Protein w Solute: Protein Preparation - mms-fcul/CpHMD-container GitHub Wiki
The first step of every CpHMD preparation is fairly similar with the one from a simple protein in solution. Most of the complexity of CpHMD running lies in the preparation of the protein we are going to simulate.
In this tutorial, we will be starting from the structure of a beta glucosidade (Bglu) with an inhibitor (PNW) from the PDB id: 3ai0.
Since the inhibitor will be treated as an include and will not be added natively to the force field, we are going to treat the protein separately from the solute.
The first step of the CpHMD workflow is naturally getting the container from the git into your home. The CpHMD container is disseminated in the form of GitHub releases. As such, you either download the container from Download link or by doing:
wget https://github.com/mms-fcul/CpHMD-container/releases/latest/download/CpHMD.sif
After having the container ready in your folder, the next step is to obtain the protein structure into your folder in the form of a .pdb
The first step is to open this pdb in your preferred editor and save a first clean pdb with only the Bglu protein (Bglu-start.pdb) and a second clead pdb with only the Inhibitor molecule PNW (PNW.pdb).
Warning
For protein with termini uncapped (N-ter and C-ter exposed), the current code is restricted to have them always titrating, hence they need to be treated so they are titrating.
The C-termini need to have any O2; OXT ;OT2 atoms removed from the starting pdb. These will be created in the pdb2gmx step with the correct CpHMD termini block.
In this first step, we will be focusing on the protein alone. We will need to convert the amino acids from their regular names into the CpHMD compliant names.
CpHMD includes tautomers for each state of the titratable amino acids, for example, an aspartic acid instead of being called ASP as regular force fields, it retains the first two letters and the third is the tautomer numbering, making the array AS0, AS1, AS2, AS3 and AS4.
This comes from the titratable carboxylic acid of the side chain having 4 different positions where protonation can occur (2 per each Oxygen atom with hydrogen facing forward or backward - AS0-3) and one state with no protonation (AS4).

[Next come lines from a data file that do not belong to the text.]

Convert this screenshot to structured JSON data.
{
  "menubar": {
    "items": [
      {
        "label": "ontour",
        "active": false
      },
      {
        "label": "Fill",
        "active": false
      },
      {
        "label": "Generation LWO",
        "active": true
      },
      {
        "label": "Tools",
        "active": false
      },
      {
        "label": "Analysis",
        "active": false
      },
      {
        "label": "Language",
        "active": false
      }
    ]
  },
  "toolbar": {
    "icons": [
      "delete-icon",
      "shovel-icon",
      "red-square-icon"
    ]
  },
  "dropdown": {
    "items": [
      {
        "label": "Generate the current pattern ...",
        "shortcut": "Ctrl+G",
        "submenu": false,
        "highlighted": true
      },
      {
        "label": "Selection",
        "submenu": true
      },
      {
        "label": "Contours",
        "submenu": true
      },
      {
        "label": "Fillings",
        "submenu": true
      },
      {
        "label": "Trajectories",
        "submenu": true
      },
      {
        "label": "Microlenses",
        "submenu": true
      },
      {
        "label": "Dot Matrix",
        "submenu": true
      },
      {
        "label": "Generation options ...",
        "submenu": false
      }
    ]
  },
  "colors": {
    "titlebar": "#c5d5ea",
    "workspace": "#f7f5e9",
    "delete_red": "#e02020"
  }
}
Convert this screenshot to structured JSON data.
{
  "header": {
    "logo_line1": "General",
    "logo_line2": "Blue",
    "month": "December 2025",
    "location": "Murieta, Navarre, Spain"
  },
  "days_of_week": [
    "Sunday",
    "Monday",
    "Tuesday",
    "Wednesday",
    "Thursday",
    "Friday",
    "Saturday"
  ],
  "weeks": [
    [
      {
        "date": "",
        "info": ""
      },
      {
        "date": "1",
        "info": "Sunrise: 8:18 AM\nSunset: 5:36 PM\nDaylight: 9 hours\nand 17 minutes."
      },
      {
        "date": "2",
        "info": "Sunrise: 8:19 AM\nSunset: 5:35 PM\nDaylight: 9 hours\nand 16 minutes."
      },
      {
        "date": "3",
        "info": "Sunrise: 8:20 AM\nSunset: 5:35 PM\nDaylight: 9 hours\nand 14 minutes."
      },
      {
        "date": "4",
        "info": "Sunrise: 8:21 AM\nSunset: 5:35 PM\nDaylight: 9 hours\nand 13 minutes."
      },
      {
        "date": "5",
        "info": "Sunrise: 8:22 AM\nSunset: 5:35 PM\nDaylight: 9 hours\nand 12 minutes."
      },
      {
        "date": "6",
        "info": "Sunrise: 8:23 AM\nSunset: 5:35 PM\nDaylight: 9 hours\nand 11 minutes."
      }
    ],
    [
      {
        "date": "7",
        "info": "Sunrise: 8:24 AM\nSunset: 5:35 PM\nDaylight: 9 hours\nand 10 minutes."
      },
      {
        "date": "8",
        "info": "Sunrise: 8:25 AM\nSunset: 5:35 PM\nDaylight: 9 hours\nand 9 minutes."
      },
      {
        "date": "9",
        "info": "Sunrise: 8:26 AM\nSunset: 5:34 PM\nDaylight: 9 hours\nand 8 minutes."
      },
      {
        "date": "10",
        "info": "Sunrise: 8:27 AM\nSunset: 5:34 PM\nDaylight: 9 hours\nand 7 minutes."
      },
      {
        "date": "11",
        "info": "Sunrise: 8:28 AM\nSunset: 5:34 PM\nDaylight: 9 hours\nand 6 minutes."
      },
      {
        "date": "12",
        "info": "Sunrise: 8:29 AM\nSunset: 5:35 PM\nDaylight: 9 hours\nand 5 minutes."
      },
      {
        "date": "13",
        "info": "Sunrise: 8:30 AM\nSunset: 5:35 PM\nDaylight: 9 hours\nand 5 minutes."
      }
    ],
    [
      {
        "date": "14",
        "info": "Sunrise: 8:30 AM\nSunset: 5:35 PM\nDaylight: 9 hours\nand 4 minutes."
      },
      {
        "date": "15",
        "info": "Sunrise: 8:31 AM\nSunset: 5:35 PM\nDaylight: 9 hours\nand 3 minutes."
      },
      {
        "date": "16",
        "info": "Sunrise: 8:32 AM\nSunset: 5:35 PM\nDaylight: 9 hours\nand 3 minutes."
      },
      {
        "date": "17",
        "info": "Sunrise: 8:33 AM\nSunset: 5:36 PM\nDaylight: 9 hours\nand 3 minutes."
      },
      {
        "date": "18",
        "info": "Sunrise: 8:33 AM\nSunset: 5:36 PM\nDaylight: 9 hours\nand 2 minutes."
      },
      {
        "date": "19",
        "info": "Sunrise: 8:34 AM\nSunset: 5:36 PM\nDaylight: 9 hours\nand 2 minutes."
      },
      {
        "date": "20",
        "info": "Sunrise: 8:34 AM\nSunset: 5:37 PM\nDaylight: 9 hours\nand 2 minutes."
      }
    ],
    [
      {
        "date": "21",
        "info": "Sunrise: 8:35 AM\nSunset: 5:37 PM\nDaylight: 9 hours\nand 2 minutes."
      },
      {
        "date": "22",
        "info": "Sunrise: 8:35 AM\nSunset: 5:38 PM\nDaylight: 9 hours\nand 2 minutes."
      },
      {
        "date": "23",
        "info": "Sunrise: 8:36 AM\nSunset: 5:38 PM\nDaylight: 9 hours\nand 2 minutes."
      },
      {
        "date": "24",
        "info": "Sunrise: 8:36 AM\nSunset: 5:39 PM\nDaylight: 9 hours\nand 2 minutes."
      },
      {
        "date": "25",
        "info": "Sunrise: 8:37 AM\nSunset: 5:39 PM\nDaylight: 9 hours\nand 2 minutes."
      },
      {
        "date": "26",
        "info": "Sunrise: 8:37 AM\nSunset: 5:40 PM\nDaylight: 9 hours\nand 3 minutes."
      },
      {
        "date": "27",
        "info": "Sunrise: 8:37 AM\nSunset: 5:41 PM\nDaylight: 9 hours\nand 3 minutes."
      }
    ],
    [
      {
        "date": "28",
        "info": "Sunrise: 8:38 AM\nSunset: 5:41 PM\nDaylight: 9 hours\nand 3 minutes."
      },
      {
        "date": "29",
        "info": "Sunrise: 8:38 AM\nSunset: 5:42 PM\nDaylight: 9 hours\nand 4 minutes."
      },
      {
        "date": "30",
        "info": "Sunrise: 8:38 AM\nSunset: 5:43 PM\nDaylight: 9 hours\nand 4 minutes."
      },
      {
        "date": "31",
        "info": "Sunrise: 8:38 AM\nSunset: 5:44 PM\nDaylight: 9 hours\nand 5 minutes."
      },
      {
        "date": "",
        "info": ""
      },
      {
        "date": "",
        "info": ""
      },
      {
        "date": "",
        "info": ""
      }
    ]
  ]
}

To prepare your pdb, the container already has an app that reads your pdb file and exchanges the amino acids of your choice to the CpHMD nomenclature. This tool is called pdb2cphmd and can be called like so:
singularity run --app pdb2cphmd CpHMD.sif [-h for help] -p <pdb file> \
-f <force-field (GROMOS;CHARMM;Amber)> \
-r <residue names to change for CpHMD - ASP GLU HIS, etc>
in this tutorial we used:
singularity run --app pdb2cphmd CpHMD.sif -p Bglu-start.pdb -f GROMOS -r ASP GLU LYS TYR HIS
This bash script will run over your starting pdb structure and change the given amino acid names into their CpHMD compatible form. This script will output a file named after your initial file with the suffix "_CpHMD.pdb".
Additionally, the script will copy the chosen force field from the container into your base directory. This will enable the future treatment of the molecules with the CpHMD compatible force field.
Note
Any user modified/created residue on the pdb, will not be present in the force field. To add a custom residue/molecule to the CpHMD simulation, one must implement that residue block into the force field created from the pdb2cphmd app.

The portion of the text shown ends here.